Крюк подваливает к Коле.
– Что, говоришь, шапка не поможет?
– Не-а.
Крюк дает ему ногой в живот, Коля приседает.
– А щас как? Поможет или нет?
Крюк бьет Коле серию по морде – в нос, в челюсть, еще в нос.
Коля падает, Крюк молотит его ногами и орет:
– Ты на кого залупляешься, мудак? Ты на когозалупляешься, а? Что, совсем нюх потерял? Мозги отпил, да? Я тебя прибью на хуй, ты понял? Нет, ты мне скажи, ты понял?
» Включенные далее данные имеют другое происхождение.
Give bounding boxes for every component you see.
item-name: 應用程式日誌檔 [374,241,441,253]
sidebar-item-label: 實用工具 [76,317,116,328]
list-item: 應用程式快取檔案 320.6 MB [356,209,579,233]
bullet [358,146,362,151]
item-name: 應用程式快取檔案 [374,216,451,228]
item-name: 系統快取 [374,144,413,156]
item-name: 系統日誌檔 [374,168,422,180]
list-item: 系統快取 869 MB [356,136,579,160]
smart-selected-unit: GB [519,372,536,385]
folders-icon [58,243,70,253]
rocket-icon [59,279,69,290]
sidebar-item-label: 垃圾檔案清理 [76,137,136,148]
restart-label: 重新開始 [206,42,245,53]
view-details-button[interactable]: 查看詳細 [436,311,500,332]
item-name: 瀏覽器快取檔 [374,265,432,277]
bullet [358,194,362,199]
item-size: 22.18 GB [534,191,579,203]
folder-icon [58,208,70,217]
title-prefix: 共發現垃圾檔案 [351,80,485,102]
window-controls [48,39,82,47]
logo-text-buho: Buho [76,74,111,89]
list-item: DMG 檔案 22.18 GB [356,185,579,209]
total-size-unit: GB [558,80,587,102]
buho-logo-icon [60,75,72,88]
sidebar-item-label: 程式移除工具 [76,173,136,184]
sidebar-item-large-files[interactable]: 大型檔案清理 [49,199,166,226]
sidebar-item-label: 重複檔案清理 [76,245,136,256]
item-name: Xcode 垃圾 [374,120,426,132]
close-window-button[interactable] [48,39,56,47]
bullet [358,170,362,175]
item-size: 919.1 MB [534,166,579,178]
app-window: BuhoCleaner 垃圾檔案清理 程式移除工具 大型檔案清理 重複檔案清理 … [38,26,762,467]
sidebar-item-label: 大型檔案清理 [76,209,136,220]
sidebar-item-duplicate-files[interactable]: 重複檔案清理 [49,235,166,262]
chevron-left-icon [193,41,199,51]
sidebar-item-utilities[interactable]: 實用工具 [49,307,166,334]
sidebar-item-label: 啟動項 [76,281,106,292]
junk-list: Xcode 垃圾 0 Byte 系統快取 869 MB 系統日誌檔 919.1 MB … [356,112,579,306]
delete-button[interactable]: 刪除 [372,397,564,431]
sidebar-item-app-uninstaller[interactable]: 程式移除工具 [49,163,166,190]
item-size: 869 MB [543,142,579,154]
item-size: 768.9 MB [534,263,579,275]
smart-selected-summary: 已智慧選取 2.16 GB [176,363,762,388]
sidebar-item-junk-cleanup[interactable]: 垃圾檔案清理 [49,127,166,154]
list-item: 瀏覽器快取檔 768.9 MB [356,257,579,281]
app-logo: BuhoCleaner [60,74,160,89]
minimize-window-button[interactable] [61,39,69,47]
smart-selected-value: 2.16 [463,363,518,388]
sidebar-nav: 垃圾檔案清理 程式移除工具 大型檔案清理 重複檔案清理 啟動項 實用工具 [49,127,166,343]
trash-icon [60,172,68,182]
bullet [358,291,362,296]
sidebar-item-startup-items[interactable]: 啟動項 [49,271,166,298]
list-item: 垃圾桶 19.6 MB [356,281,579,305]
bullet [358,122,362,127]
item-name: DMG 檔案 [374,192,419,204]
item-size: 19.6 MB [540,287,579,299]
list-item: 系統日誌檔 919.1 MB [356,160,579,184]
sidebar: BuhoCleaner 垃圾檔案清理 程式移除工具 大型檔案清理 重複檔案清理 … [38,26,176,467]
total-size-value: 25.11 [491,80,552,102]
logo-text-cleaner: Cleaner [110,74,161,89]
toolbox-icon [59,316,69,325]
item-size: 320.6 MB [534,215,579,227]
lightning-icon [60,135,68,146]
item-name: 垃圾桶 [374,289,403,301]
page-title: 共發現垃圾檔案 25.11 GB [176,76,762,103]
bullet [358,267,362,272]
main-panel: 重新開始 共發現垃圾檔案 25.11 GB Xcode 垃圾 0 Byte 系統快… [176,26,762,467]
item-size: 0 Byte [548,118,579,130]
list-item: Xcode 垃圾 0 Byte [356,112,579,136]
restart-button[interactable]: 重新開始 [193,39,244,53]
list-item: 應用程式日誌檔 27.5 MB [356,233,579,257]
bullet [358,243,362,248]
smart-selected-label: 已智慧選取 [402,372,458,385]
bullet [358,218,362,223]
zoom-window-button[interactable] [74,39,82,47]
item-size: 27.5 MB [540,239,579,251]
Классная заходит к нам на химию.
– Начиная с завтрашнего дня мы будем ездить в колхоз, но не с утра, как обычно, а после уроков. Районо распорядилось, что срывать занятия нельзя, – и правильно. Уроки будут сокращенные, до двенадцати. Потом вам дадут час времени, чтобы сходить домой переодеться, и к часу подадут автобусы.
Все кривятся. Это охереть надо: сначала в школе сиди, суши мозги, потом на поле дрочись, как мудак какой-нибудь. Приедешь домой – и погулять не захочется. Телевизор посмотришь – и спать.
Князева встает и говорит:
– А в прошлом году десятые классы вообще не ездили в колхоз, помните? И в позапрошлом. А мы почему должны ездить?
Классная морщится. Князева ее уже задрала – всегда ей что-то не нравится, всегда выступает.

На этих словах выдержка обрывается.